SPEAKER 1: Although the science and technology of farming is still an important aspect of the program, today's animal science includes many other topics of study. Cornell University offers a flexible curriculum that prepares students to enter a challenging and diverse job market.
W. RONALD BUTLER: We span the spectrum from animal biology to animal production. This would include very basic research and teaching about that area, as well as very applied aspects of animal science. In this broad spectrum, we have specific areas of curriculum development and coursework in these areas that students can choose to satisfy, first of all, their own interest. And secondly and most importantly, their future interest and career opportunities that they hope to avail themselves to.
In short, the curriculum is designed with broad flexibility, similar to the entire Cornell curriculum, which allows the student to plan their own coursework, and choose their own pathway that best suits their interests in their career goals.
SPEAKER 1: Animal science professors take a special interest in helping undergraduates adjust to Cornell. Students and their faculty advisors work together to design an academic program that matches individual needs.
ALICE PELL: In the Animal Science Department, we're very concerned with making sure that students do get support and advice while they're undergraduates. This is particularly true in the first couple of years where things can be a little bit overwhelming. And we spend a lot of time, both, as the students come to Cornell and over the four years that they're here talking about what courses they want to take, where they want to go, what the best plan of action is.
KECHIA DAVIS: Yes, I'm a faculty advisor. He's also a professor in animal science, which makes it really easy because that way you have some links to the science department. And at the same time, you're going to classes. So there's always that communication between the professor and adviser. So the adviser always knows how you're doing in your classes and can help you out if you need any help.

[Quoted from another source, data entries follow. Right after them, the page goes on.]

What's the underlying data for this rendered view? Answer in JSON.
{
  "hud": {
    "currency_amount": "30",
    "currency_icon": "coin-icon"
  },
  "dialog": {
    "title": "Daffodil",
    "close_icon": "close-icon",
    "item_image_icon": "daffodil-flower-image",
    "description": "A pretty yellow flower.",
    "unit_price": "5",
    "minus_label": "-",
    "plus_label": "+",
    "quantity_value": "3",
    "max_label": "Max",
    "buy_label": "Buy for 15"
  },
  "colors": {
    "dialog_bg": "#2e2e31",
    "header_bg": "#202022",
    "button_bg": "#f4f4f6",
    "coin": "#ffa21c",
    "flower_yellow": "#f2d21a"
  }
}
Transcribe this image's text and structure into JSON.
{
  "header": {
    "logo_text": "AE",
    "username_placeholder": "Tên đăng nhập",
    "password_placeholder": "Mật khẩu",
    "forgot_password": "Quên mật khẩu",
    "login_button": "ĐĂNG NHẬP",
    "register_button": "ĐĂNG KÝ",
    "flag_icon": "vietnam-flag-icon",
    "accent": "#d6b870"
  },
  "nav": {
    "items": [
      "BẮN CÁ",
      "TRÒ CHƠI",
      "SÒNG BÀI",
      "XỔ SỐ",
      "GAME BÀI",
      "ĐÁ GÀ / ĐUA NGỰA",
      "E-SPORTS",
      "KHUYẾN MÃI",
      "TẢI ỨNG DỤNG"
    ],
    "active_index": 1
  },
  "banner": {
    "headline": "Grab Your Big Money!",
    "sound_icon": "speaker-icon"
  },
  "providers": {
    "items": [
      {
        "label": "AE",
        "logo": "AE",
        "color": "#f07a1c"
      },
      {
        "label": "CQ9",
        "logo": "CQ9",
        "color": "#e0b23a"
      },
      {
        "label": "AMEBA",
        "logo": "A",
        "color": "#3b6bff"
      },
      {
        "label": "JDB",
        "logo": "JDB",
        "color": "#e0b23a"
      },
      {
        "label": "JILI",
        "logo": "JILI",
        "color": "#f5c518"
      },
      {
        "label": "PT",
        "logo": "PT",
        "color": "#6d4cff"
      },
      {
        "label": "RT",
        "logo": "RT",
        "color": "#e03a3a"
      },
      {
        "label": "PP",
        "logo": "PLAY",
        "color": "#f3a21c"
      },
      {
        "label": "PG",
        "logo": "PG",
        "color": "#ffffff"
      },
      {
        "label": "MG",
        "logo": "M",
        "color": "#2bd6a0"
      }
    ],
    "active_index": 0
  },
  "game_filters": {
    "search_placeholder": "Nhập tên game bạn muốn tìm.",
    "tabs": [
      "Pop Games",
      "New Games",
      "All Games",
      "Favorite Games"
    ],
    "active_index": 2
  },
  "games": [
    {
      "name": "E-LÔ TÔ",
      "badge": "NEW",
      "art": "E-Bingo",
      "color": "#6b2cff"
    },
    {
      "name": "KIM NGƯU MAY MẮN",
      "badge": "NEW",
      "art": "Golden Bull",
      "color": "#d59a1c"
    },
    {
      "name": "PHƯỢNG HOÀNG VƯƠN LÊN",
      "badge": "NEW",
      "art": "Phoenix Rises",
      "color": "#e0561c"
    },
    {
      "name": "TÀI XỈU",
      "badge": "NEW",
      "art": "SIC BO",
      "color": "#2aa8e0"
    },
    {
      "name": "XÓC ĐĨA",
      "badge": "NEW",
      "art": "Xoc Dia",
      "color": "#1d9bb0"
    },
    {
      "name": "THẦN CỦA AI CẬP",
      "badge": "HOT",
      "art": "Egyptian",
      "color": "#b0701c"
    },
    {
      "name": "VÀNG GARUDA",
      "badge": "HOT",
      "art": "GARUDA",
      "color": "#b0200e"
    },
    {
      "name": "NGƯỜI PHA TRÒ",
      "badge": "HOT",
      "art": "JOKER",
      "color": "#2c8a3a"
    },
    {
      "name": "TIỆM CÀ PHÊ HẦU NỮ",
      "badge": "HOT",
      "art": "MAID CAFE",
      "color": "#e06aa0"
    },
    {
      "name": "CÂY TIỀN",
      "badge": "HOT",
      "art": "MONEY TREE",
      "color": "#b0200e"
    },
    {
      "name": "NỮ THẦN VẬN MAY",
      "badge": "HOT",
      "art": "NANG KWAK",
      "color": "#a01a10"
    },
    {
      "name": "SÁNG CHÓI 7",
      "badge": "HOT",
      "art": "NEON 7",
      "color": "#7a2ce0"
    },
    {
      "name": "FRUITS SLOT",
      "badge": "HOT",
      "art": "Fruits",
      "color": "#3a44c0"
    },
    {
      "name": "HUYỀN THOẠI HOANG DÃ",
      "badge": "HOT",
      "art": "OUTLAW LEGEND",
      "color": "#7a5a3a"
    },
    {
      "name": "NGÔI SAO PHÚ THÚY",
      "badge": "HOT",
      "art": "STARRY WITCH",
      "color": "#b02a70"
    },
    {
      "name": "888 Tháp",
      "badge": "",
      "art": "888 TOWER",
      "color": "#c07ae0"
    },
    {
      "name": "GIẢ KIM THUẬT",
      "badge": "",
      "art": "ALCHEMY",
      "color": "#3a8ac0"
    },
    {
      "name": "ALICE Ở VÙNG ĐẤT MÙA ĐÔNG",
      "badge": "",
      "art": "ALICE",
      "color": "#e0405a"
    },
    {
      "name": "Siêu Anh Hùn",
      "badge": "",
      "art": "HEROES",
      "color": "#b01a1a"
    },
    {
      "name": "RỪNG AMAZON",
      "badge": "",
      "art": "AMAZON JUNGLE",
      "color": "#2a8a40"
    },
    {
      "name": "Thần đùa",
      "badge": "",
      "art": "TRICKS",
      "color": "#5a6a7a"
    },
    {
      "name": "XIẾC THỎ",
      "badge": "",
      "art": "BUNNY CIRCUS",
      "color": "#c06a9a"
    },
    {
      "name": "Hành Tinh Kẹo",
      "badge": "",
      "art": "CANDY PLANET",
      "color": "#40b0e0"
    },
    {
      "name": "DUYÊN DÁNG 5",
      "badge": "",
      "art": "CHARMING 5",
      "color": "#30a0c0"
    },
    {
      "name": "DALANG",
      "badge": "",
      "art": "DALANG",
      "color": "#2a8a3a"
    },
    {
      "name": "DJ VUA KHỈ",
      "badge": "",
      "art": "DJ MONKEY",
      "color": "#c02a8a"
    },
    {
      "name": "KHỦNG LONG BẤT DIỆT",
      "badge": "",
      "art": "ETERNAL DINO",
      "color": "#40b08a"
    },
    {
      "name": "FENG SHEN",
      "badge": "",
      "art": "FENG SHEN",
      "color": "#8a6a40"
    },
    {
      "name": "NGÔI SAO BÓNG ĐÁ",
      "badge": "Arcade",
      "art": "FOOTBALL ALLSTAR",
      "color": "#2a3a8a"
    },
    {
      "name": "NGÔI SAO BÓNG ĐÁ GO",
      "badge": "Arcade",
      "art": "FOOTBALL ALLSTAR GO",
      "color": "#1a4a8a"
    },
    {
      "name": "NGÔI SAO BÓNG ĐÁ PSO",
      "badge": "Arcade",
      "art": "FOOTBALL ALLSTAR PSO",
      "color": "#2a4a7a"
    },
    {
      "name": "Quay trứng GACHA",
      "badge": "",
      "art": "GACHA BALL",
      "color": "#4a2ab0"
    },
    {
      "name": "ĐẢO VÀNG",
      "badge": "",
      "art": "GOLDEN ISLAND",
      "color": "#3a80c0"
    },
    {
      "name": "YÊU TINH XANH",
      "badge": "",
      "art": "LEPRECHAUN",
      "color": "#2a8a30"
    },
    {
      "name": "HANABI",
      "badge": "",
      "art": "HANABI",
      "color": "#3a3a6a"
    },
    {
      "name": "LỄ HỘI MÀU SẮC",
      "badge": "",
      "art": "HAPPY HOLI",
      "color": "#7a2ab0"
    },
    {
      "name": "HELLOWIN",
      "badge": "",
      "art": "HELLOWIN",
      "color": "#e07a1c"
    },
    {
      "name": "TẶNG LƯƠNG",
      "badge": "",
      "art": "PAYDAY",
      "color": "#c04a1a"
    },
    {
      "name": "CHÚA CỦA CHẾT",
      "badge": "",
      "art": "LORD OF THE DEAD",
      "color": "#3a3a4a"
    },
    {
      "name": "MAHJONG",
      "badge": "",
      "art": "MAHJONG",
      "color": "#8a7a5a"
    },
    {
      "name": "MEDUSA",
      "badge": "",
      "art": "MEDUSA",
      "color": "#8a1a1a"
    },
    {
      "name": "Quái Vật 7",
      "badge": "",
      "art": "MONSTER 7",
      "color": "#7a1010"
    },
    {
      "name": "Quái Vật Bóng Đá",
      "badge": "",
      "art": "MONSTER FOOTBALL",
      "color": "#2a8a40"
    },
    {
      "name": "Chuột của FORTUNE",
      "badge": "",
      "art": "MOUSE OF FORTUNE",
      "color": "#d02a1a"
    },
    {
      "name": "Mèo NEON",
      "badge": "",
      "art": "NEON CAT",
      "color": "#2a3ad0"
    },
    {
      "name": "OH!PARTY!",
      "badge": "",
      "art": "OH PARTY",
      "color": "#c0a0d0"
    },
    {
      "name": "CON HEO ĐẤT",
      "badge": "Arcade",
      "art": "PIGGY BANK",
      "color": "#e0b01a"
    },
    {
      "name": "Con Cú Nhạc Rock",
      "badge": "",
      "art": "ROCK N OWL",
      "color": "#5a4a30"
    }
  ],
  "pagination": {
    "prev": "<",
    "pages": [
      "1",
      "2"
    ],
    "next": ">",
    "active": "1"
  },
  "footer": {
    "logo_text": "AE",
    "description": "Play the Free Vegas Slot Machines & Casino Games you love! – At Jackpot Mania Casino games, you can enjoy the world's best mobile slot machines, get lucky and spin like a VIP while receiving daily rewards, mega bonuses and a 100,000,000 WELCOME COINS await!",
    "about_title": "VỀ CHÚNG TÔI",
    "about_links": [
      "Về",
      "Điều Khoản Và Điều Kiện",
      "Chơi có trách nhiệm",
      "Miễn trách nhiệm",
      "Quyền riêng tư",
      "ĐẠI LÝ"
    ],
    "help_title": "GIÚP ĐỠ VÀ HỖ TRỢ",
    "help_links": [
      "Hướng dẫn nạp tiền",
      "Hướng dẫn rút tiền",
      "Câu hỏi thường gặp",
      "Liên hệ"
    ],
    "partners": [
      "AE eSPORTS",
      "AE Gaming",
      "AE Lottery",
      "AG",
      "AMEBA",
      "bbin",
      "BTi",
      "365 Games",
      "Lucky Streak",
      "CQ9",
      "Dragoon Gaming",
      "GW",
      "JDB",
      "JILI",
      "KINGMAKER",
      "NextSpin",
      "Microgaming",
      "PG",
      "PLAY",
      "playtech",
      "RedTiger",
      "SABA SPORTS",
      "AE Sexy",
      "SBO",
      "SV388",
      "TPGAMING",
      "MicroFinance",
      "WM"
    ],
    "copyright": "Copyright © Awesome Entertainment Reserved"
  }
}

W. RONALD BUTLER: As an advisor, we have individual meetings with our new students. We have as many visits or opportunities for the students to visit with us as they need to feel comfortable in their new environment. We talk with them about their background, their training in their high school or their home life, and how that fits with their chosen program area interest that they have selected. In this case, animal science. And secondarily, how this interest leads to their ultimate career goals that they would like to satisfy.
SPEAKER 1: One of the world's leading research universities, Cornell stresses a hands on approach to education.
ALICE PELL: When advising students, I try to encourage them to get involved in research activity. At the moment, we have one student who's trying to isolate some bacteria from a cow to see how the bacteria digests fiber. We have another student who is working on some projects with some farmers in the field.
TRACY KAMENS: The research opportunities here are great. There are many, many professors looking for undergraduate help with their research projects. You can get very involved in them, and even help in writing some of the actual research papers at the end, depending on how much work you put into it and how many hours you'd like to spend with it.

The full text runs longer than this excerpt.